Polanski is certainly at home working in a cramped apartment, deftly moving his camera from character to character and around the room while escalating tension before spilling over into its angered catharsis. The film is scripted by Reza and Polanski, who are very careful not to assign full culpability to any of the characters. Foster is delightfully grating as a ball of neuroses, the turning point represented by her attachment to an art book coffee table decoration that gets puked on by Kate Winslet. Initially, Reilly appears to be the mediator but then reveals his former life as a bully, not unlike his son, who revelled in his school yard status and quiet envy of Waltz's alpha male persona. Waltz’s droll reactions to all the shenanigans makes him the audience’s point of view into the absurdity, always maintaining his composure with a straight face, but still annoyingly crass and self-absorbed. Winslet is perhaps the most normal of the bunch, but once the scotch starts flowing she unleashes her own form of verbal vengeance on Michael, Penelope and her husband, Alan.

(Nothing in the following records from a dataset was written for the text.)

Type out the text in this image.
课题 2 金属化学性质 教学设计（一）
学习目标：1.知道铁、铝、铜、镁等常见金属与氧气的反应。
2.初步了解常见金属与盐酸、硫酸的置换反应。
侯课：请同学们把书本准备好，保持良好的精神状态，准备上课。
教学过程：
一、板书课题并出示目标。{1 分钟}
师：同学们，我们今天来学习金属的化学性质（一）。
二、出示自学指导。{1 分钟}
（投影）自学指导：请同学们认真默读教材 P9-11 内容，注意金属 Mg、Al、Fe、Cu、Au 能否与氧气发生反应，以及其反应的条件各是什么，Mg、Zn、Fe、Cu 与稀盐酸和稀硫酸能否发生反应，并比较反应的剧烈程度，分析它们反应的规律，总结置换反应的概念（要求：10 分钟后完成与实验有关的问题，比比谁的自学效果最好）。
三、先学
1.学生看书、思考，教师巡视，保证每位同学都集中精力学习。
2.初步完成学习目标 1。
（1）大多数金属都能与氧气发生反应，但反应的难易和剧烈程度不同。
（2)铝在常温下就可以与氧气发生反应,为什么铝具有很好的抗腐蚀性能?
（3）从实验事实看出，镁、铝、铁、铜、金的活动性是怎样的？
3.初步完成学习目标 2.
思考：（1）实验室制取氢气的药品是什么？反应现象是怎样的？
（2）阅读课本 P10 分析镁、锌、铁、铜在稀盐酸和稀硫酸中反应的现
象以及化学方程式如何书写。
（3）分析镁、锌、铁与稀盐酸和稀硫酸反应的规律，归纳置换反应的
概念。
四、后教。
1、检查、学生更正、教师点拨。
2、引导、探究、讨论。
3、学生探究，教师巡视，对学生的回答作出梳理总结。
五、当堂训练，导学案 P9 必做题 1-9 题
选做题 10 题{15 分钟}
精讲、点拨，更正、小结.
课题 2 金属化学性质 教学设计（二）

The title of the film refers to the God of Carnage, discussed by the characters, which serves as a mythological metaphor for the effectiveness of simple school yard justice versus the inane dance of manners. For fear of indulging in too much intellectual hyperbole, Reza brilliantly has Kate Winslet puke over Penelope’s coffee table, a ridiculous absurdist act that gleefully pays homage to the surrealist king, Luis Bunuel. But Carnage stays on the side of realism. We can't help but see ourselves in each of these characters, who make the discussion thoroughly engaging, hilarious and powerful.